In an op-ed piece in the New York Times Tuesday, Jolie wrote that she carries the BRCA1 gene mutation which can lead to breast and ovarian cancer.
Her decision to have a double mastectomy and go public has brought praise. University of Minnesota surgical oncologist Dr. Todd Tuttle performs about 50 mastectomies a year. He said he admires Jolie for going public and trying to help others.
"It will reduce the risk of getting breast cancer by 90 to 95 percent so it's quite effective," Tuttle said. "And in this group of patients who have a BRCA mutation, having the double mastectomy and having the ovaries removed probably expand their life expectancy as well."
The 37-year-old actress said doctors told her she had an 87 percent chance of getting breast cancer and a 50 percent chance of getting ovarian cancer.
Her mother, Marcheline Bertrand, died of ovarian cancer in 2007 at age 56, about a decade after being diagnosed.
So in February, Jolie said she began a three-month process of having both breasts removed and reconstructed. Now, her risk of breast cancer is less than 5 percent.

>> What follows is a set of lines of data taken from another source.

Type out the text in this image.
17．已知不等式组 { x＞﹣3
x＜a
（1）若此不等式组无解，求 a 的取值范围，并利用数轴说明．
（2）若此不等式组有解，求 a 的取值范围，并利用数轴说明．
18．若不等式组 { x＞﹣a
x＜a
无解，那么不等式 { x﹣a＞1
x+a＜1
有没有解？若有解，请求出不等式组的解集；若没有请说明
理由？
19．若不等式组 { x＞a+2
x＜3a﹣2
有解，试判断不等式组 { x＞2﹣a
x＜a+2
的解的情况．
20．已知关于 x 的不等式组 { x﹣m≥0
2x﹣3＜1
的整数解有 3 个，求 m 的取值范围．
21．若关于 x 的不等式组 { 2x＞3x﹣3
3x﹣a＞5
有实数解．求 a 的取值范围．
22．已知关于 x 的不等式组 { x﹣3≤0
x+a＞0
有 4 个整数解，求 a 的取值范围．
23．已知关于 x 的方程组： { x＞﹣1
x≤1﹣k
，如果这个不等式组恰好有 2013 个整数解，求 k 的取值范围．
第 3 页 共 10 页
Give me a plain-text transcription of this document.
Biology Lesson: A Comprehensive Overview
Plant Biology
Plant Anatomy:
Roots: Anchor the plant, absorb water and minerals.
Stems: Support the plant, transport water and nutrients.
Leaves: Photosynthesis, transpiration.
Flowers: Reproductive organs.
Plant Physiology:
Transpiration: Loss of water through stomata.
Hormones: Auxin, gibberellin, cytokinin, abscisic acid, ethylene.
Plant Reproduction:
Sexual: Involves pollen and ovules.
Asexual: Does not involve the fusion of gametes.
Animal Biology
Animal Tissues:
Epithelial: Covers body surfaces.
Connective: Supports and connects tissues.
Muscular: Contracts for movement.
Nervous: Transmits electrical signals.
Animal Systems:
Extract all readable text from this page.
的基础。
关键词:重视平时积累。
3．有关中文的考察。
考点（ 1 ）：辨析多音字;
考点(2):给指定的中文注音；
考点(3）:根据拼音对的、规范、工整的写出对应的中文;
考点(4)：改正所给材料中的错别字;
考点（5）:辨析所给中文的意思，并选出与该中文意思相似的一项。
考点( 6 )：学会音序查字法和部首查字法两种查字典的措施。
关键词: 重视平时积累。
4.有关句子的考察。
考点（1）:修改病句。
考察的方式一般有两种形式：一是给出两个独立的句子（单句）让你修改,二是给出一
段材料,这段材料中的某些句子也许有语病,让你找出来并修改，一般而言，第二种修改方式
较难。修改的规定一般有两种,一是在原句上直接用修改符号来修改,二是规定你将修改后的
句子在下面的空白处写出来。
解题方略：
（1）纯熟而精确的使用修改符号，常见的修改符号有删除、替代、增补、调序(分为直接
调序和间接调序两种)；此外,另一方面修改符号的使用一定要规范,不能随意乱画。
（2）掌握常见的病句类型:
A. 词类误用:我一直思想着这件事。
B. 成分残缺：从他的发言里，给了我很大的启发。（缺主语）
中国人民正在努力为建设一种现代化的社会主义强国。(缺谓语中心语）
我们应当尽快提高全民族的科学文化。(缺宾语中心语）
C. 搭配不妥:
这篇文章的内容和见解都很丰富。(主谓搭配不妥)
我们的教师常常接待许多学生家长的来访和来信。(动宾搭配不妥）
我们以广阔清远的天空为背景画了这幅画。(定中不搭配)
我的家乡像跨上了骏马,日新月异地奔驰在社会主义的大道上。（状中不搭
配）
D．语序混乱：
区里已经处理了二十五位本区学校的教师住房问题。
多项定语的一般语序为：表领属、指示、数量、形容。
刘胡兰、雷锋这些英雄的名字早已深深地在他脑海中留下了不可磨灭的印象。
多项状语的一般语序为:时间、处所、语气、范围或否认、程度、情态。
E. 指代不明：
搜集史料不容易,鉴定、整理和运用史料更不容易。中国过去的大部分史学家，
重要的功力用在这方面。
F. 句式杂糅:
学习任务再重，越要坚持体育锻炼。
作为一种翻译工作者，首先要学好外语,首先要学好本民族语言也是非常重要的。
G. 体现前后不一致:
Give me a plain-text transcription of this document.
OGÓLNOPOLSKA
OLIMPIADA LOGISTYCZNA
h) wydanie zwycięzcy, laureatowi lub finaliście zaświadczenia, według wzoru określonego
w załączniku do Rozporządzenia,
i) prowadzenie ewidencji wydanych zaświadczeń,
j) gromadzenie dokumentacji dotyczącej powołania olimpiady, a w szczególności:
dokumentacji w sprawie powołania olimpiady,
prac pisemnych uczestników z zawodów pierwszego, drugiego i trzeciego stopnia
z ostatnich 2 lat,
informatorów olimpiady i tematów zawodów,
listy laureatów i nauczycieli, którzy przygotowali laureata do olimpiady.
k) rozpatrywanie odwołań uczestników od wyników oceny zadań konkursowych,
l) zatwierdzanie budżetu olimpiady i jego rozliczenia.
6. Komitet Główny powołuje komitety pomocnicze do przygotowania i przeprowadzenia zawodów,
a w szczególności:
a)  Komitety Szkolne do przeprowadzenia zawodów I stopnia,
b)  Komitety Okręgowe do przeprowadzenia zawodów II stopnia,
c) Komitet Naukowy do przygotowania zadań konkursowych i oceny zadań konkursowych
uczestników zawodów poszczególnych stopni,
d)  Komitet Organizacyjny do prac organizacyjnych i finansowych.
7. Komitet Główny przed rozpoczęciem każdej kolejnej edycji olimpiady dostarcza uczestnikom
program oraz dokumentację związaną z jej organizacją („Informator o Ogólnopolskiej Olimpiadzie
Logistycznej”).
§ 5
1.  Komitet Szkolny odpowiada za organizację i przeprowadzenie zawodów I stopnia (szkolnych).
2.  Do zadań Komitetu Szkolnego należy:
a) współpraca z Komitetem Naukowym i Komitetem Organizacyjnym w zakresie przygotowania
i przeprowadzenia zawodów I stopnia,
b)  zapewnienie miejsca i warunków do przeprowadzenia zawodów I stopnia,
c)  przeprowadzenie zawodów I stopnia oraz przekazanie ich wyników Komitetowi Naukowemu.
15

Tuttle said a double mastectomy is a very effective choice for those at high risk of getting breast cancer.
Jolie said she started with her breasts, because the cancer risk was higher. So it's possible she will have her ovaries removed as well.
Tuttle said those with a family history of ovarian and breast cancers, especially in a mother, sister, a male or someone diagnosed young, may want to consider genetic testing.
He said testing is usually covered by insurance for those who are high risk, as is a mastectomy for those who do have the genetic mutation.